After Mademoiselle Bertin became dressmaker to Marie Antoinette, “all wished instantly to have the same dress as the queen,” wrote lady-in-waiting Jeanne-Louise-Henriette Campan. “The expenditure of the younger ladies was necessarily much increased; mothers and husbands murmured at it; some few giddy women contracted debts; unpleasant domestic scenes occurred; several families either quarreled or grew cool among themselves; and the general report was that the queen would be the ruin of all the French ladies.”
Miscellany
A Japanese shogun in 1615 attempted to eradicate the popular fashions of the kabuki-mono, young men from the fringes of samurai communities who favored long hair with shaved foreheads and temples, large swords with showy red scabbards, imported velvet collars, and short kimonos with lead weights sewn into the hem. “Clothing should not be confusing,” stated a new samurai dress code.

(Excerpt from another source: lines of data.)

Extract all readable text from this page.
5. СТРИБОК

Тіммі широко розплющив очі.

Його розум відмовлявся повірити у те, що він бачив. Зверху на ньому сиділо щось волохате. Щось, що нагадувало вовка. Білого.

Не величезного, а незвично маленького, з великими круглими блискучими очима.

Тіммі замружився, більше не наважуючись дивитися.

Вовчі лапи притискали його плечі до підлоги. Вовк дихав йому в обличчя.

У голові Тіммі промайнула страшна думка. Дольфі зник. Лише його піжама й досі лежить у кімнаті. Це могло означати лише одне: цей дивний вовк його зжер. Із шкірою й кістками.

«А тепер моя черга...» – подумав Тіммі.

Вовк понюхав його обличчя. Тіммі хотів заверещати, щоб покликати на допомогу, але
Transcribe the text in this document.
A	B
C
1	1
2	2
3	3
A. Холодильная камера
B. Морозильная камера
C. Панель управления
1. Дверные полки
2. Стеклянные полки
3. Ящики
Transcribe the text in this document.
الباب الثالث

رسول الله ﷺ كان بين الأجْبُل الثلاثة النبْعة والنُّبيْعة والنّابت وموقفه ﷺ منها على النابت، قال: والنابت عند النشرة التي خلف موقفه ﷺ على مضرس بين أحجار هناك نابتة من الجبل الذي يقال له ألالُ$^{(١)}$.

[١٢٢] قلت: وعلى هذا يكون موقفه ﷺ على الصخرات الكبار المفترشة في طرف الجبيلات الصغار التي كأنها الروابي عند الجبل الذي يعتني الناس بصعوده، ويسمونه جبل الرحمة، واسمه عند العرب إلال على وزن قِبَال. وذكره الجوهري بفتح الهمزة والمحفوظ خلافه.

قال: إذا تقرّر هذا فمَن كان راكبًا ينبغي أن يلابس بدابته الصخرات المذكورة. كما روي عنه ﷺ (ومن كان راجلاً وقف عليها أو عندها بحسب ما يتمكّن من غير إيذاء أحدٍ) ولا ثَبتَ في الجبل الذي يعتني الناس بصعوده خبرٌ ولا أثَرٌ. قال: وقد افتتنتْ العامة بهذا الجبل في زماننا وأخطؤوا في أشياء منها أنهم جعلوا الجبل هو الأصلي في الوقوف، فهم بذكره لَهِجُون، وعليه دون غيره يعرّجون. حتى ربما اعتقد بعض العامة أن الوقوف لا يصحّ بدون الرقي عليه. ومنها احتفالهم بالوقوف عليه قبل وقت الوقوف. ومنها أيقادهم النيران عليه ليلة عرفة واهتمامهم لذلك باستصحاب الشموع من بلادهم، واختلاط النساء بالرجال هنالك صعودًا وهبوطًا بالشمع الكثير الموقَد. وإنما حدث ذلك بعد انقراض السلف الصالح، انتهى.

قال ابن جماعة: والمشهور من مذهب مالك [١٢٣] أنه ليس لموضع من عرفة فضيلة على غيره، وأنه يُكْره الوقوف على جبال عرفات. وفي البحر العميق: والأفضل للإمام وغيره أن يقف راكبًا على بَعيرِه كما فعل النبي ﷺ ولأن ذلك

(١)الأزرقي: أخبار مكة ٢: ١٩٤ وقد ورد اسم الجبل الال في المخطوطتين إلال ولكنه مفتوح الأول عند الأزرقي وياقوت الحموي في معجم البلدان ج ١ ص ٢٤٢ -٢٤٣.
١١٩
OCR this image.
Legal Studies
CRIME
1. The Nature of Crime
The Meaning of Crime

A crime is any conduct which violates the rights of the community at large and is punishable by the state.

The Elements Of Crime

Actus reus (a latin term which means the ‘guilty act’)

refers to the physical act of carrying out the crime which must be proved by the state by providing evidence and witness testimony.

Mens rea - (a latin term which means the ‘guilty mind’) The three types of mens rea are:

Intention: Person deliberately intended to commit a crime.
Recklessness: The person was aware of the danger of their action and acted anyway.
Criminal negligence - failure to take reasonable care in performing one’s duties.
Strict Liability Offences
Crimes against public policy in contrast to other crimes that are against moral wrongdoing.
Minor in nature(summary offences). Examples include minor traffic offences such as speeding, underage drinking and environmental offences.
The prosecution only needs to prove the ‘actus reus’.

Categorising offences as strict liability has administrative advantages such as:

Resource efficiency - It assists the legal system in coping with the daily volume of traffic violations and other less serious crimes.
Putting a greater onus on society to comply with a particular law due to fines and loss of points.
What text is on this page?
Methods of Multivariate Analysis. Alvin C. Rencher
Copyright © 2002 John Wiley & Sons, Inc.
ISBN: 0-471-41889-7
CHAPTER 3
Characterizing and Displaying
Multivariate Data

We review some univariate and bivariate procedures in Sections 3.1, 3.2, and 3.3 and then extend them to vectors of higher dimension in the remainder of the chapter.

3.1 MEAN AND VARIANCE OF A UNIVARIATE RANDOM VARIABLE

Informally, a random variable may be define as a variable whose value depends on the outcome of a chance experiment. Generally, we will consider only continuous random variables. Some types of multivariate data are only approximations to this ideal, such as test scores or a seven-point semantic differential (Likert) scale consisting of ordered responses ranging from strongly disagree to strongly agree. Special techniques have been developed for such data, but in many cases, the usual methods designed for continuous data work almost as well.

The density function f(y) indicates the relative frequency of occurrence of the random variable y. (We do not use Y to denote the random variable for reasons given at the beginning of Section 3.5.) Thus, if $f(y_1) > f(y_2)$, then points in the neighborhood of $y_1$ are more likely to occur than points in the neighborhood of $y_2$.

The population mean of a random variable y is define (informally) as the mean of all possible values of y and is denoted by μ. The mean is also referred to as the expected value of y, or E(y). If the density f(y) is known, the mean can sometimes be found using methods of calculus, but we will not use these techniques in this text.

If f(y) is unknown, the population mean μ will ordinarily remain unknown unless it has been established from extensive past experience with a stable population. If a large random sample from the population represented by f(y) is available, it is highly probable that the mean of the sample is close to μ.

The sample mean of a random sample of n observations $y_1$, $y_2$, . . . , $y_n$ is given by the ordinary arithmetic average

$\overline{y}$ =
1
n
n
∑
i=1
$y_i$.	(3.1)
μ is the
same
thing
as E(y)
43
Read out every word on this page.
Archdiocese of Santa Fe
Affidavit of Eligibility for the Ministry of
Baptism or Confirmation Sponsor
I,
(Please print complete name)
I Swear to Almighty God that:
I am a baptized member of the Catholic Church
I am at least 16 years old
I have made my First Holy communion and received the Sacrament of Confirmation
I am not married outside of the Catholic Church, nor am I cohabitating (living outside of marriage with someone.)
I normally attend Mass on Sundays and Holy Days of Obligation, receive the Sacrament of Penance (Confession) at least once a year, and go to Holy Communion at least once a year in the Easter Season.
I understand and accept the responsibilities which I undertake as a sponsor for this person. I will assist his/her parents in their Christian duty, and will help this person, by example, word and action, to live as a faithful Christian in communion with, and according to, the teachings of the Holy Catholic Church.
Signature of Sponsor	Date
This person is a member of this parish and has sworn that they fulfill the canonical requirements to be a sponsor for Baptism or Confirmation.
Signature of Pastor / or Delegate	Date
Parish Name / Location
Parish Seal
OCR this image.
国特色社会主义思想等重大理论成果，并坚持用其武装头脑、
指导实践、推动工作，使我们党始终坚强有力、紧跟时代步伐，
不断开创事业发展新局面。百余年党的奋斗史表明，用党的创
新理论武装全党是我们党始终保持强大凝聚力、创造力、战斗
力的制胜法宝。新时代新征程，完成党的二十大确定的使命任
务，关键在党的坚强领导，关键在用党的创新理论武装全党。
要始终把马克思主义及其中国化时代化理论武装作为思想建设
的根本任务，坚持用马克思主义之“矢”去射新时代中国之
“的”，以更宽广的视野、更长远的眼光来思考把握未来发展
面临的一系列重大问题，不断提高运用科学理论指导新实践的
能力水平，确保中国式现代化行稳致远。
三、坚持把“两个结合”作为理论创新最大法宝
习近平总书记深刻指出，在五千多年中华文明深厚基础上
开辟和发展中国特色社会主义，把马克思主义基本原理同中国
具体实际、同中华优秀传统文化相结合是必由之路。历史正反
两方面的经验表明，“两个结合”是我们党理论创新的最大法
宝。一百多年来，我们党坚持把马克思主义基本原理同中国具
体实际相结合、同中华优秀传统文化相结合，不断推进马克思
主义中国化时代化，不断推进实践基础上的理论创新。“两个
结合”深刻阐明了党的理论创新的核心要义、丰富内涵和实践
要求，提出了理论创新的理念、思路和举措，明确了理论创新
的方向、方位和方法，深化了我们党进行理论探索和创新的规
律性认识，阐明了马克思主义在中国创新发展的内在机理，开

Winston Churchill claimed the soft texture of woven silk underwear was vital to his well-being; “I have a very delicate and sensitive cuticle which demands the finest covering,” he said. His wife, Clementine, told a friend that his pink underclothes “cost the eyes out of the head.”
“For the first time in my life I saw the ‘library’ public in the mass!” wrote Arnold Bennett after attending an H.G. Wells lecture in 1911. “It appeared to consist of a thousand women and Mr. Bernard Shaw. Women deemed to be elegant, women certainly deeming themselves to be elegant! I, being far back from the rostrum, had a good view of the backs of their blouses, chemisettes, and bodices. What an assortment of pretentious and ill-made toilettes!”